As large language models continue to expand in size and diversity, their substantial potential and the relevance of their applications are increasingly being acknowledged. The rapid advancement of these models also holds profound implications for the long-term design of stimulus-responsive materials used in drug delivery. The large model used Hugging Face's Transformers package with BigBird, Gemma, and GPT NeoX architectures. Pre-training used the PubChem dataset, and fine-tuning used QM7b. Chemist instruction training was based on Direct Preference Optimization. Drug Likeness, Synthetic Accessibility, and PageRank Scores were used to filter molecules. All computational chemistry simulations were performed using ORCA and Time-Dependent Density-Functional Theory. To optimize large models for extensive dataset processing and comprehensive learning akin to a chemist's intuition, the integration of deeper chemical insights is imperative. Our study initially compared the performance of BigBird, Gemma, GPT NeoX, and others, specifically focusing on the design of photoresponsive drug delivery molecules. We gathered excitation energy data through computational chemistry tools and further investigated light-driven isomerization reactions as a critical mechanism in drug delivery. Additionally, we explored the effectiveness of incorporating human feedback into reinforcement learning to imbue large models with chemical intuition, enhancing their understanding of relationships involving -N=N- groups in the photoisomerization transitions of photoresponsive molecules. We implemented an efficient design process based on structural knowledge and data, driven by large language model technology, to obtain a candidate dataset of specific photoswitchable molecules. However, the lack of specialized domain datasets remains a challenge for maximizing model performance.
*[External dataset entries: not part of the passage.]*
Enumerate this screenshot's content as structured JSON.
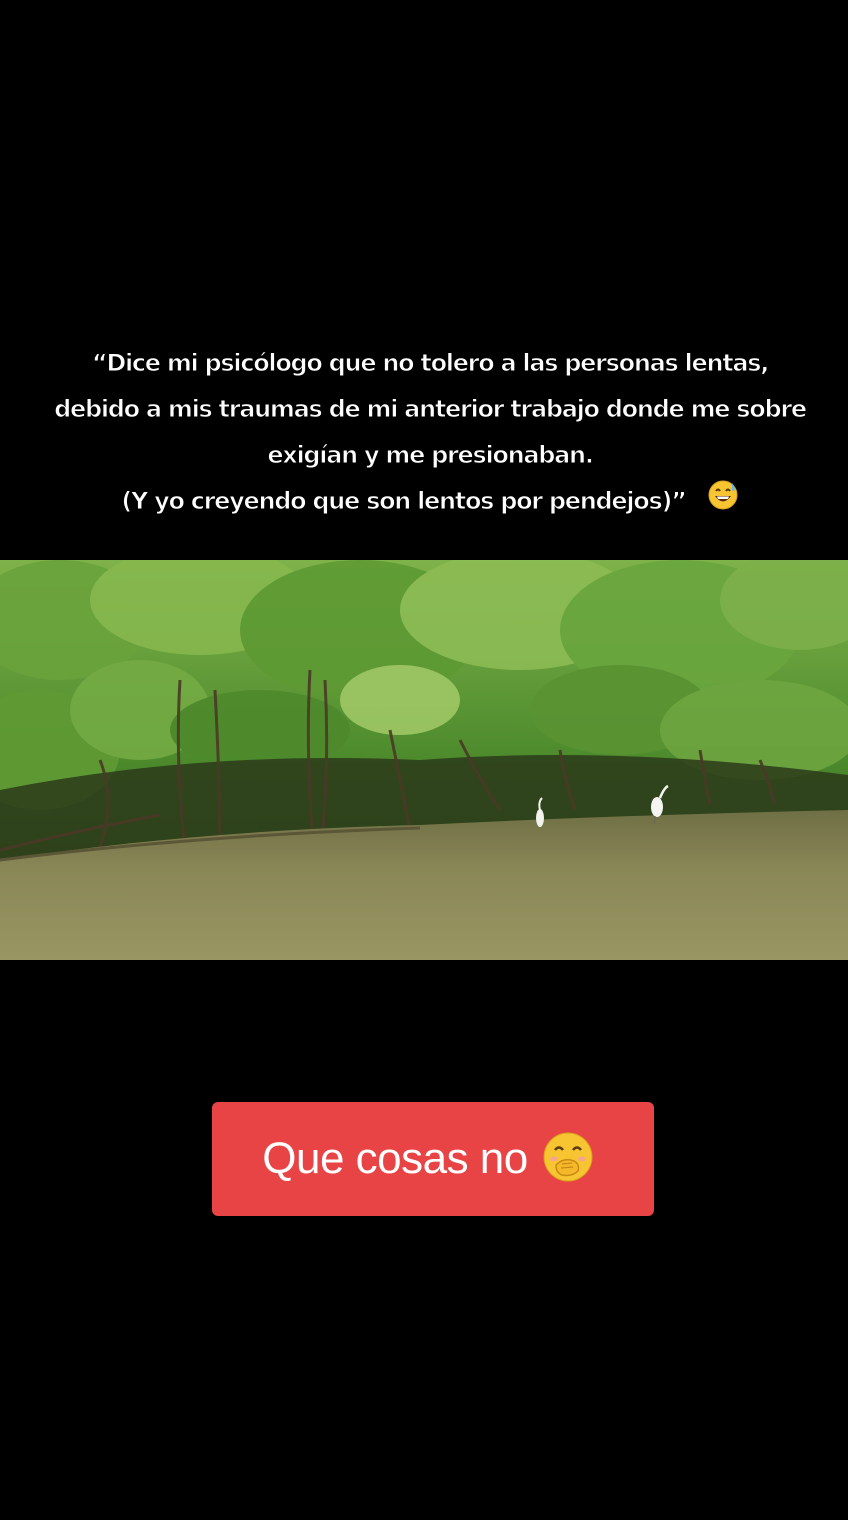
{
  "caption": {
    "line1": "“Dice mi psicólogo que no tolero a las personas lentas,",
    "line2": "debido a mis traumas de mi anterior trabajo donde me sobre",
    "line3": "exigían y me presionaban.",
    "line4": "(Y yo creyendo que son lentos por pendejos)”",
    "line4_emoji": "grinning-face-with-sweat-icon"
  },
  "sticker": {
    "text": "Que cosas no",
    "emoji": "face-with-hand-over-mouth-icon",
    "color": "#e84345"
  },
  "photo": {
    "scene": "mangrove-river",
    "colors": {
      "foliage": "#4f8a2c",
      "water": "#8c8a5a"
    }
  }
}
随着大语言模型在规模和多样性上不断扩展,其巨大潜力及其应用的相关性日益得到认可。这些模型的快速发展对用于药物递送的刺激响应材料的长期设计也具有深远影响。该大模型使用了Hugging Face的Transformers包以及BigBird、Gemma和GPT NeoX架构。预训练使用了PubChem数据集,微调使用了QM7b。化学家指令训练基于直接偏好优化。使用药物相似性、合成可及性和PageRank分数来筛选分子。所有计算化学模拟均使用ORCA和含时密度泛函理论进行。为了针对类似于化学家直觉的广泛数据集处理和全面学习来优化大模型,整合更深入的化学见解势在必行。我们的研究最初比较了BigBird、Gemma、GPT NeoX等模型的性能,特别关注光响应药物递送分子的设计。我们通过计算化学工具收集了激发能数据,并进一步研究了光驱动异构化反应作为药物递送中的关键机制。此外,我们探索了将人类反馈纳入强化学习以赋予大模型化学直觉的有效性,增强它们对光响应分子光异构化转变中涉及-N=N-基团关系的理解。我们基于结构知识和数据实施了一个高效的设计过程,由大语言模型技术驱动,以获得特定光开关分子的候选数据集。然而,缺乏专门的领域数据集仍然是最大化模型性能的一个挑战。